Until, that is, I spotted this recipe. It’s definitely a Baltic recipe, being most popular in Estonia, Finland and Sweden, and there are also versions scattered through Europe and Russia. It can be eaten hot or cold, in winter or summer, for breakfast or for pudding. Traditionally made with any tart fruit juice, it is known as klappgröt (folded porridge), vispgröt (whipped porridge) or trollgröt (magic porridge) in Swedish, also vispipuuro (Finnish name) or mannavaht (Estonian name). So of course of all of these names, I chose Magic Porridge – who wouldn’t want to eat something with the word ‘Magic’ in its name? Think of the delicious summer breakfasts, packed with fresh berries, that can be snuck (yes of course it’s a word!) into children under such a tempting title!

In a nutshell, cook 30g of semolina in about 400ml of tart fruit puree/juice with a little sugar, then when it is cold, whip it to a froth with electric beaters or a stand mixer. As the air is beaten into the mixture, the colour will lighten and the texture become, whilst not exactly mousse-like, then certainly like a thick fruit fool – but with no dairy! The rhubarb and strawberry was delicious, but I thought the blackcurrant version sublime. It would seem that the tart-er the fruit, the better it contrasts and cuts through the semolina’s more dense texture.
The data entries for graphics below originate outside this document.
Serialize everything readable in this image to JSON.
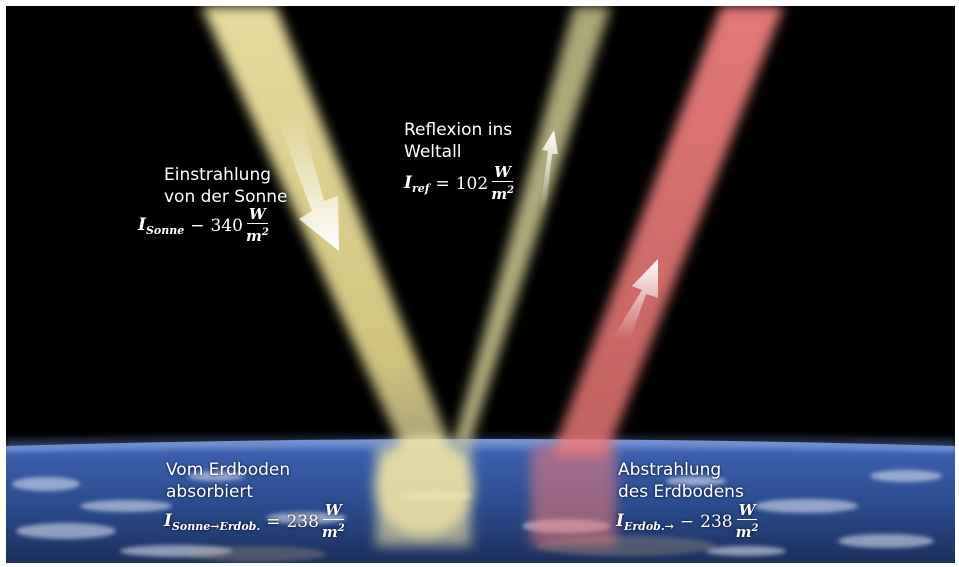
{
  "colors": {
    "space": "#000000",
    "sunbeam": "#f2e6a6",
    "reflect_beam": "#c9c48e",
    "earth_beam": "#f07a78",
    "earth_blue": "#3a5fb0"
  },
  "labels": {
    "einstrahlung": [
      "Einstrahlung",
      "von der Sonne"
    ],
    "reflexion": [
      "Reflexion ins",
      "Weltall"
    ],
    "absorbiert": [
      "Vom Erdboden",
      "absorbiert"
    ],
    "abstrahlung": [
      "Abstrahlung",
      "des Erdbodens"
    ]
  },
  "equations": {
    "sonne": {
      "symbol": "I",
      "subscript": "Sonne",
      "operator": "−",
      "value": "340",
      "numerator": "W",
      "denominator": "m",
      "exponent": "2"
    },
    "ref": {
      "symbol": "I",
      "subscript": "ref",
      "operator": "=",
      "value": "102",
      "numerator": "W",
      "denominator": "m",
      "exponent": "2"
    },
    "absorbiert": {
      "symbol": "I",
      "subscript": "Sonne→Erdob.",
      "operator": "=",
      "value": "238",
      "numerator": "W",
      "denominator": "m",
      "exponent": "2"
    },
    "abstrahlung": {
      "symbol": "I",
      "subscript": "Erdob.→",
      "operator": "−",
      "value": "238",
      "numerator": "W",
      "denominator": "m",
      "exponent": "2"
    }
  },
  "icons": [
    "arrow-down-icon",
    "arrow-up-icon",
    "arrow-up-icon"
  ]
}
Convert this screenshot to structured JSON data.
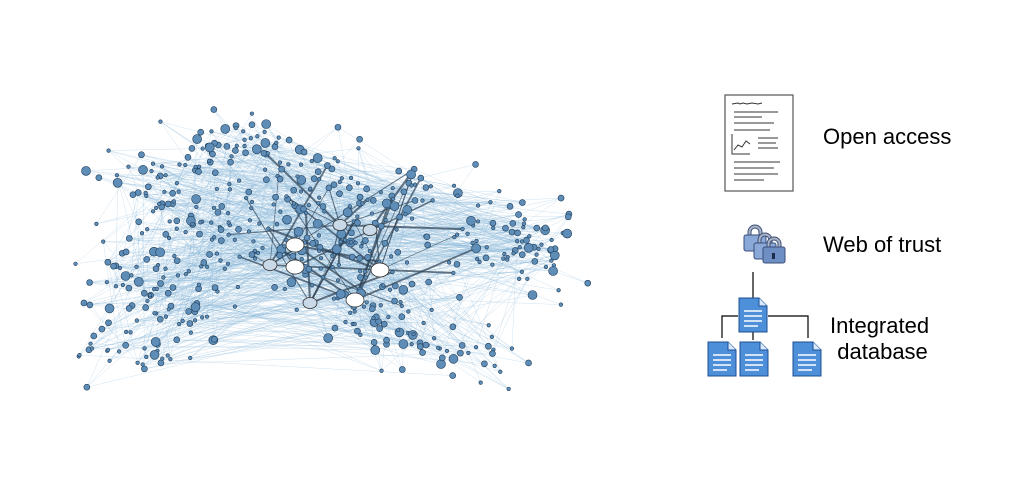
{
  "legend": {
    "open_access": "Open access",
    "web_of_trust": "Web of trust",
    "integrated_line1": "Integrated",
    "integrated_line2": "database"
  },
  "icons": [
    "document-page-icon",
    "padlocks-icon",
    "document-tree-icon"
  ],
  "colors": {
    "node_fill": "#5e8db7",
    "node_stroke": "#1f3f5c",
    "edge": "#7fb0d4",
    "hub_fill": "#ffffff"
  }
}
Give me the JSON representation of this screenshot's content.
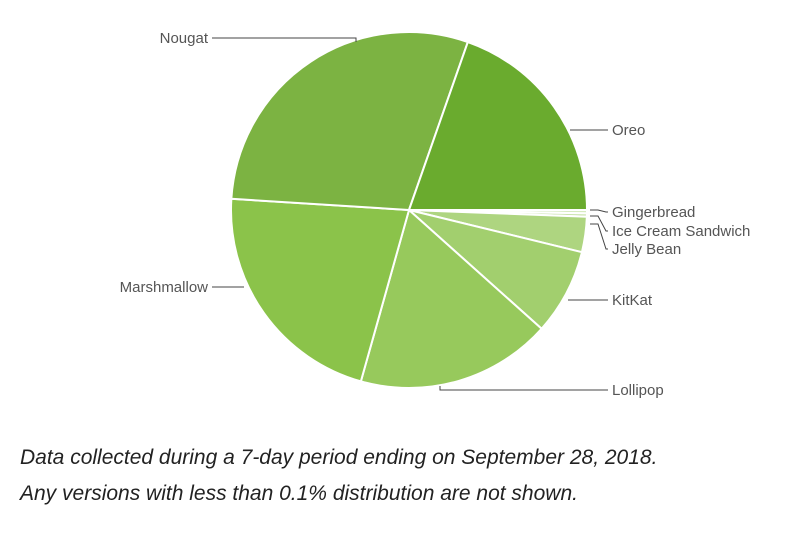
{
  "chart_data": {
    "type": "pie",
    "slices": [
      {
        "label": "Gingerbread",
        "value": 0.3,
        "color": "#d6ebbf"
      },
      {
        "label": "Ice Cream Sandwich",
        "value": 0.3,
        "color": "#c9e3ab"
      },
      {
        "label": "Jelly Bean",
        "value": 3.2,
        "color": "#aed580"
      },
      {
        "label": "KitKat",
        "value": 7.8,
        "color": "#a2cf6e"
      },
      {
        "label": "Lollipop",
        "value": 17.7,
        "color": "#97c95c"
      },
      {
        "label": "Marshmallow",
        "value": 21.6,
        "color": "#8bc34a"
      },
      {
        "label": "Nougat",
        "value": 29.3,
        "color": "#7cb342"
      },
      {
        "label": "Oreo",
        "value": 19.6,
        "color": "#6aab2e"
      }
    ],
    "title": "",
    "legend": "none"
  },
  "caption": {
    "line1": "Data collected during a 7-day period ending on September 28, 2018.",
    "line2": "Any versions with less than 0.1% distribution are not shown."
  }
}
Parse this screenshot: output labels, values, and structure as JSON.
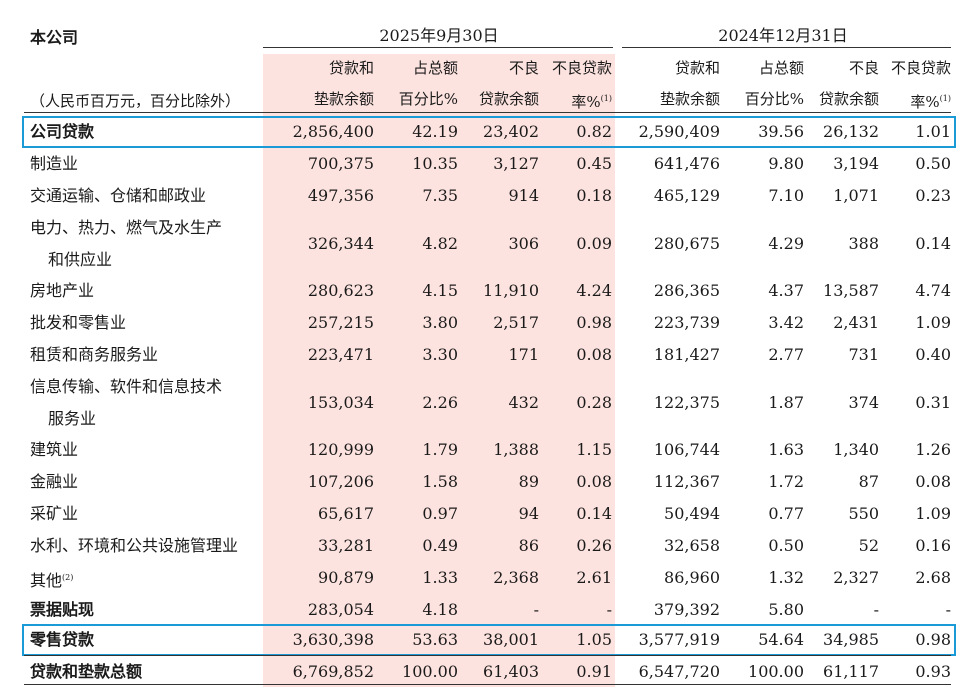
{
  "table": {
    "title": "本公司",
    "unit_note": "（人民币百万元，百分比除外）",
    "periods": [
      "2025年9月30日",
      "2024年12月31日"
    ],
    "col_headers": [
      {
        "l1": "贷款和",
        "l2": "垫款余额",
        "sup": ""
      },
      {
        "l1": "占总额",
        "l2": "百分比%",
        "sup": ""
      },
      {
        "l1": "不良",
        "l2": "贷款余额",
        "sup": ""
      },
      {
        "l1": "不良贷款",
        "l2": "率%",
        "sup": "(1)"
      },
      {
        "l1": "贷款和",
        "l2": "垫款余额",
        "sup": ""
      },
      {
        "l1": "占总额",
        "l2": "百分比%",
        "sup": ""
      },
      {
        "l1": "不良",
        "l2": "贷款余额",
        "sup": ""
      },
      {
        "l1": "不良贷款",
        "l2": "率%",
        "sup": "(1)"
      }
    ],
    "rows": [
      {
        "label": "公司贷款",
        "label2": "",
        "sup": "",
        "bold": true,
        "hl": true,
        "v": [
          "2,856,400",
          "42.19",
          "23,402",
          "0.82",
          "2,590,409",
          "39.56",
          "26,132",
          "1.01"
        ]
      },
      {
        "label": "制造业",
        "label2": "",
        "sup": "",
        "bold": false,
        "hl": false,
        "v": [
          "700,375",
          "10.35",
          "3,127",
          "0.45",
          "641,476",
          "9.80",
          "3,194",
          "0.50"
        ]
      },
      {
        "label": "交通运输、仓储和邮政业",
        "label2": "",
        "sup": "",
        "bold": false,
        "hl": false,
        "v": [
          "497,356",
          "7.35",
          "914",
          "0.18",
          "465,129",
          "7.10",
          "1,071",
          "0.23"
        ]
      },
      {
        "label": "电力、热力、燃气及水生产",
        "label2": "和供应业",
        "sup": "",
        "bold": false,
        "hl": false,
        "v": [
          "326,344",
          "4.82",
          "306",
          "0.09",
          "280,675",
          "4.29",
          "388",
          "0.14"
        ]
      },
      {
        "label": "房地产业",
        "label2": "",
        "sup": "",
        "bold": false,
        "hl": false,
        "v": [
          "280,623",
          "4.15",
          "11,910",
          "4.24",
          "286,365",
          "4.37",
          "13,587",
          "4.74"
        ]
      },
      {
        "label": "批发和零售业",
        "label2": "",
        "sup": "",
        "bold": false,
        "hl": false,
        "v": [
          "257,215",
          "3.80",
          "2,517",
          "0.98",
          "223,739",
          "3.42",
          "2,431",
          "1.09"
        ]
      },
      {
        "label": "租赁和商务服务业",
        "label2": "",
        "sup": "",
        "bold": false,
        "hl": false,
        "v": [
          "223,471",
          "3.30",
          "171",
          "0.08",
          "181,427",
          "2.77",
          "731",
          "0.40"
        ]
      },
      {
        "label": "信息传输、软件和信息技术",
        "label2": "服务业",
        "sup": "",
        "bold": false,
        "hl": false,
        "v": [
          "153,034",
          "2.26",
          "432",
          "0.28",
          "122,375",
          "1.87",
          "374",
          "0.31"
        ]
      },
      {
        "label": "建筑业",
        "label2": "",
        "sup": "",
        "bold": false,
        "hl": false,
        "v": [
          "120,999",
          "1.79",
          "1,388",
          "1.15",
          "106,744",
          "1.63",
          "1,340",
          "1.26"
        ]
      },
      {
        "label": "金融业",
        "label2": "",
        "sup": "",
        "bold": false,
        "hl": false,
        "v": [
          "107,206",
          "1.58",
          "89",
          "0.08",
          "112,367",
          "1.72",
          "87",
          "0.08"
        ]
      },
      {
        "label": "采矿业",
        "label2": "",
        "sup": "",
        "bold": false,
        "hl": false,
        "v": [
          "65,617",
          "0.97",
          "94",
          "0.14",
          "50,494",
          "0.77",
          "550",
          "1.09"
        ]
      },
      {
        "label": "水利、环境和公共设施管理业",
        "label2": "",
        "sup": "",
        "bold": false,
        "hl": false,
        "v": [
          "33,281",
          "0.49",
          "86",
          "0.26",
          "32,658",
          "0.50",
          "52",
          "0.16"
        ]
      },
      {
        "label": "其他",
        "label2": "",
        "sup": "(2)",
        "bold": false,
        "hl": false,
        "v": [
          "90,879",
          "1.33",
          "2,368",
          "2.61",
          "86,960",
          "1.32",
          "2,327",
          "2.68"
        ]
      },
      {
        "label": "票据贴现",
        "label2": "",
        "sup": "",
        "bold": true,
        "hl": false,
        "v": [
          "283,054",
          "4.18",
          "-",
          "-",
          "379,392",
          "5.80",
          "-",
          "-"
        ]
      },
      {
        "label": "零售贷款",
        "label2": "",
        "sup": "",
        "bold": true,
        "hl": true,
        "v": [
          "3,630,398",
          "53.63",
          "38,001",
          "1.05",
          "3,577,919",
          "54.64",
          "34,985",
          "0.98"
        ]
      },
      {
        "label": "贷款和垫款总额",
        "label2": "",
        "sup": "",
        "bold": true,
        "hl": false,
        "v": [
          "6,769,852",
          "100.00",
          "61,403",
          "0.91",
          "6,547,720",
          "100.00",
          "61,117",
          "0.93"
        ]
      }
    ]
  }
}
Left overnight, in the fridge, the mixture will settle and thicken up, but can quickly and easily be re-whipped into a lighter texture when required

 I’m not sure I’ll ever be able to successfully rehabilitate traditional porridge (*more shuddering in horror*), but in terms of semolina pudding, Magic Porridge has certainly done the trick!

Magic Porridge

250g sharp-tasting fruit, fresh or frozen [1]
sugar to taste
30g dry semolina
water

  • Put the fruit and four tablespoons of water into a saucepan over a very low heat.
  • Cover and let simmer for 10 minutes until the juice is flowing and the fruit is soft.
  • Mash to a puree or use a stick blender.
  • Sweeten to taste. It’s best left on the sharp side. For children, a little extra can be added when it’s served for both sweetness and crunch.
  • Measure the puree. Add water to make a total of 400ml.
  • Return to the pan and heat through.
  • Sprinkle in the dry semolina and stir.
  • Continue cooking over a low heat, stirring to prevent it catching on the pan bottom, for 15 minutes or until the mixture has thickened and the semolina grains have softened.
  • Pour into a bowl and cover with cling film to prevent a skin forming.
  • When cold, whip the mixture into a light froth using either a stand mixture or an electric whisk.
  • Serve with extra puree, sugar, milk or cream if liked.

[1] I used blackcurrants for one batch and then a mixture of rhubarb and strawberries in the other.